Boyhood – Richard Linklater – 2014

boyhood-ellar-coltraneCasting a glance. 

   9.5   Au-delà de cet aspect ovni que le film trimballe forcément en trophée, il faut saluer les partis pris du réalisateur qui utilise cette singularité pour saisir des instantanés sans jamais tomber dans les affres du mélo familial chargé. On peut en effet parler de chronique. Il sera peut-être même très difficile de le réemployer après ça.

     Boyhood suit Mason durant quelques douze années de son existence, aux côtés de sa grande sœur mais aussi entre des parents divorcés. Jusqu’à sa majorité, en gros. Au départ, il se fait réveiller à coup d’oreillers dans la tronche par sa frangine qui lui assène du Britney Spears en pleine nuit. A la fin, il s’installe aux côtés de son coloc dans une chambre du campus. Le film était en tournage depuis autant de temps, soit depuis 2002. Les acteurs récurrents sont donc systématiquement les mêmes. Ethan Hawke et Patricia Arquette, père et mère donc. Ellar Coltrane et Lorelei Linklater, frère et sœur. Entre autre.

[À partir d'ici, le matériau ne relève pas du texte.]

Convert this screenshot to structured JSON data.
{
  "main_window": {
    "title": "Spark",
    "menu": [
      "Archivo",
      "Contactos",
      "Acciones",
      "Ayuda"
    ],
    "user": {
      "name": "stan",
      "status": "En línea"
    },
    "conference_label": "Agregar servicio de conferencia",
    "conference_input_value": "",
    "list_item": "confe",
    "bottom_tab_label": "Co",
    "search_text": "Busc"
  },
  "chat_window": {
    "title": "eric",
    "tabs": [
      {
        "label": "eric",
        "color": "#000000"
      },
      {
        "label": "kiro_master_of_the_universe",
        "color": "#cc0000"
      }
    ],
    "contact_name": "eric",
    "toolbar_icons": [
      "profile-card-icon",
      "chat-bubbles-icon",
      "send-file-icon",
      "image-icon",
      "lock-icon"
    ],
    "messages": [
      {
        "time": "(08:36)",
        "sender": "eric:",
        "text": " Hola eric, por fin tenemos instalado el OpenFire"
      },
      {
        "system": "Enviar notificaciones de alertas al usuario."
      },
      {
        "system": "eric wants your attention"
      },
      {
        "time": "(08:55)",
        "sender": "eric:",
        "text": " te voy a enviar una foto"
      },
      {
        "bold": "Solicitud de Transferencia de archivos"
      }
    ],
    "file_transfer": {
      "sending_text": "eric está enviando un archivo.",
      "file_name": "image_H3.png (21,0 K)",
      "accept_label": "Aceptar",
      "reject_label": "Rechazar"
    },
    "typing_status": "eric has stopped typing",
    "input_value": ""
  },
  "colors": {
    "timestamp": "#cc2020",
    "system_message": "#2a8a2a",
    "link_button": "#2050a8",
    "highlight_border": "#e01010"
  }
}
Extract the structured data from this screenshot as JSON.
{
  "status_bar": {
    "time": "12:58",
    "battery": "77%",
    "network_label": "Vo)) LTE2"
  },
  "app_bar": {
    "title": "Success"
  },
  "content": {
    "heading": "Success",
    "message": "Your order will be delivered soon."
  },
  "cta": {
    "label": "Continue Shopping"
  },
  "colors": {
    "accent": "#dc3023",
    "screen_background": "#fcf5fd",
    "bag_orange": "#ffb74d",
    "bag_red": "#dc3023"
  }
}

     L’idée de voir vieillir ces acteurs – les parents j’entends – est aussi forte que celle de voir grandir les enfants. Pour les uns, les traits se durcissent, pour les autres ils se définissent. Ce n’est pas tous les jours que l’on verra dans une même projection, une Patricia Arquette quasi au sortir de Lost Highway puis celle qu’elle est aujourd’hui, 46 ans au compteur. Idem pour les jeunes. Que Linklater ait choisi de donner le rôle de Samantha à sa propre fille ajoute quelque chose de fort dans sa fascination pour la transformation à l’écran, que seul le temps peut vraiment représenter. Plus que le maquillage ou les relais d’interprètes. Lorelei Linklater pourra se voir grandir durant toute sa vie à l’écran, dans une fiction, comme le pouvait Jean-Pierre Léaud via Doinel par exemple. Mais cette fois-ci dans un seul film.

     Après, Boyhood s’intéresse plus particulièrement à Mason. Il cartographie quelques banalités de son évolution. Entre déménagements (le film me faisait au départ beaucoup pensé au sublime Tendres passions de James L. Brooks) et interactions avec ses parents ou les enfants de son âge. Voyages dans la GTO de son père. Tendres moments isolés avec sa mère. Puis plus tard, cette passion solitaire pour la photo. Les premiers flirts. Rien de mémorable au sens spectaculaire du terme. Le film n’est qu’une somme de ces instants, plus ou moins passionnants d’ailleurs, plus ou moins bien écrits aussi. Mais c’est l’équilibre de l’ensemble qui compte et il faut reconnaître que pris dans sa globalité, c’est superbe.

     Boyhood m’a par ailleurs fait penser à un film de James Benning, Casting a glance. Leur démarche, qu’importe si les idées formelles et matérielles sont éloignées, sont similaires. Benning a en effet filmé une spirale de cailloux sur un lac pendant quarante ans. Tous les deux ou trois ans, quelque chose comme ça. Le film proposé n’est qu’une succession de plans de cette jetée, qui se transforme continuellement, apparaissant ou disparaissant au fil du temps, suivant le niveau des eaux. Chez Linklater, ce sont les coupes de cheveux qui guident les ellipses, les maigres changements des visages, les quelques modifications de l’environnement du jeune homme. Dans les deux films, on ressent comme rarement cet impondérable continu, cette impression que le temps, même dilué dans une certaine quiétude (je trouve que le Linklater est un film hyper apaisant, je ne m’attendais pas à ça), prend des allures frénétiques, renforcé ici dans un magnifique autant qu’il est bref dialogue parental et la détresse d’une mère qui se rend compte que tout a filé sans qu’elle ne s’y soit réellement préparé. Evoquer la mort de cette façon-là prouve une fois de plus l’humilité et la lucidité de ce beau geste de cinéma. Il faut à tout prix que je me jette sur sa fameuse trilogie.